La justice nicaraguayenne a retiré mercredi la nationalité d’au moins 94 personnes critiques à l’égard du président Daniel Ortega, accusé du crime de « trahison contre la patrie », a rapporté le magistrat Ernesto Rodríguez dans les médias officiels.
Rodríguez a lu une résolution dans laquelle il indiquait que ces personnes se voyaient infliger des « sanctions accessoires » qui comprennent l’interdiction absolue et spéciale d’exercer des fonctions publiques, ainsi que d’occuper des postes d’élection populaire et la perte de leurs droits de citoyen « dans une vie ».
Sur la liste il y a des opposants, journalistes, anciens ambassadeurs ou anciens députés ; parmi eux se distinguent le poète Gioconda Belli et l’ancien vice-président du Nicaragua Sergio Ramírez.
Il y a aussi des journalistes comme Wilfredo Miranda, correspondant d’El País ; Carlos Fernando Chamorro, directeur de Confidencial et fils de l’ancienne présidente du Nicaragua Violeta Barrios de Chamorro ; et Lucía Pineda Ubau, sortie de prison politique.
« C’est quelque chose à quoi je m’attendais depuis 2018, lorsque la chaîne de télévision, 100% Noticias, nous a été volée », a déclaré Ubau au . « Mais Dieu me rendra tout, je le mets entre les mains de Dieu, ma maison m’a coûté et quand Dieu choisira le moment où ils me rendront, tout ira mieux. »

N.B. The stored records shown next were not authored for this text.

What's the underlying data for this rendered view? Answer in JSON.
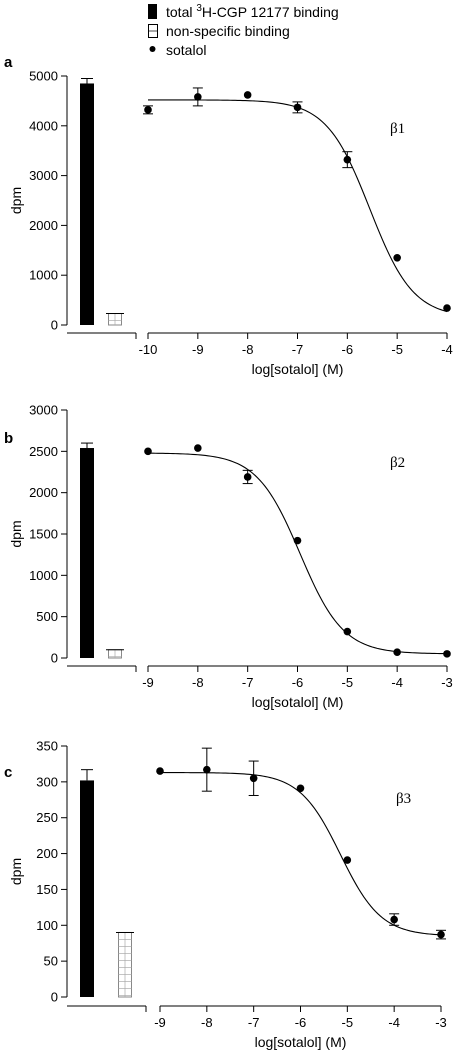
{
  "legend": {
    "total_prefix": "total ",
    "total_sup": "3",
    "total_suffix": "H-CGP 12177 binding",
    "nonspecific": "non-specific binding",
    "sotalol": "sotalol"
  },
  "chart_data": [
    {
      "type": "scatter",
      "panel": "a",
      "title": "β1",
      "xlabel": "log[sotalol] (M)",
      "ylabel": "dpm",
      "xlim": [
        -10,
        -4
      ],
      "ylim": [
        0,
        5000
      ],
      "xticks": [
        -10,
        -9,
        -8,
        -7,
        -6,
        -5,
        -4
      ],
      "yticks": [
        0,
        1000,
        2000,
        3000,
        4000,
        5000
      ],
      "bars": [
        {
          "name": "total 3H-CGP 12177 binding",
          "value": 4850,
          "error": 100
        },
        {
          "name": "non-specific binding",
          "value": 230,
          "error": 0
        }
      ],
      "points": [
        {
          "x": -10,
          "y": 4320,
          "err": 80
        },
        {
          "x": -9,
          "y": 4580,
          "err": 180
        },
        {
          "x": -8,
          "y": 4620,
          "err": 0
        },
        {
          "x": -7,
          "y": 4370,
          "err": 110
        },
        {
          "x": -6,
          "y": 3320,
          "err": 160
        },
        {
          "x": -5,
          "y": 1350,
          "err": 0
        },
        {
          "x": -4,
          "y": 340,
          "err": 0
        }
      ],
      "fit": {
        "top": 4520,
        "bottom": 150,
        "logEC50": -5.55,
        "hill": 1.0
      }
    },
    {
      "type": "scatter",
      "panel": "b",
      "title": "β2",
      "xlabel": "log[sotalol] (M)",
      "ylabel": "dpm",
      "xlim": [
        -9,
        -3
      ],
      "ylim": [
        0,
        3000
      ],
      "xticks": [
        -9,
        -8,
        -7,
        -6,
        -5,
        -4,
        -3
      ],
      "yticks": [
        0,
        500,
        1000,
        1500,
        2000,
        2500,
        3000
      ],
      "bars": [
        {
          "name": "total 3H-CGP 12177 binding",
          "value": 2540,
          "error": 60
        },
        {
          "name": "non-specific binding",
          "value": 100,
          "error": 0
        }
      ],
      "points": [
        {
          "x": -9,
          "y": 2500,
          "err": 0
        },
        {
          "x": -8,
          "y": 2540,
          "err": 0
        },
        {
          "x": -7,
          "y": 2190,
          "err": 80
        },
        {
          "x": -6,
          "y": 1420,
          "err": 0
        },
        {
          "x": -5,
          "y": 320,
          "err": 0
        },
        {
          "x": -4,
          "y": 70,
          "err": 0
        },
        {
          "x": -3,
          "y": 50,
          "err": 0
        }
      ],
      "fit": {
        "top": 2480,
        "bottom": 50,
        "logEC50": -5.95,
        "hill": 1.0
      }
    },
    {
      "type": "scatter",
      "panel": "c",
      "title": "β3",
      "xlabel": "log[sotalol] (M)",
      "ylabel": "dpm",
      "xlim": [
        -9,
        -3
      ],
      "ylim": [
        0,
        350
      ],
      "xticks": [
        -9,
        -8,
        -7,
        -6,
        -5,
        -4,
        -3
      ],
      "yticks": [
        0,
        50,
        100,
        150,
        200,
        250,
        300,
        350
      ],
      "bars": [
        {
          "name": "total 3H-CGP 12177 binding",
          "value": 302,
          "error": 15
        },
        {
          "name": "non-specific binding",
          "value": 90,
          "error": 0
        }
      ],
      "points": [
        {
          "x": -9,
          "y": 315,
          "err": 0
        },
        {
          "x": -8,
          "y": 317,
          "err": 30
        },
        {
          "x": -7,
          "y": 305,
          "err": 24
        },
        {
          "x": -6,
          "y": 291,
          "err": 0
        },
        {
          "x": -5,
          "y": 191,
          "err": 0
        },
        {
          "x": -4,
          "y": 108,
          "err": 8
        },
        {
          "x": -3,
          "y": 87,
          "err": 6
        }
      ],
      "fit": {
        "top": 313,
        "bottom": 85,
        "logEC50": -5.15,
        "hill": 1.0
      }
    }
  ]
}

L’ancien diplomate nicaraguayen à l’OEA, Arturo McFields, qui figure également sur la liste, a réagi sur Twitter après la décision de la justice et a déclaré qu’être déclaré traître à la patrie « signifie que nous nous battons pour que la démocratie revienne au Nicaragua ».
Dans la liste également le magistrat de la Cour suprême de justice Rafael Solís ; ainsi que les prêtres Silvio José Báez, Uriel Vallejos et Edwin Román.
La mesure est annoncée une semaine après que le gouvernement nicaraguayen qu’ils ont également été déchus de leur nationalité, dans une mesure critiquée par les organisations de défense des droits de l’homme.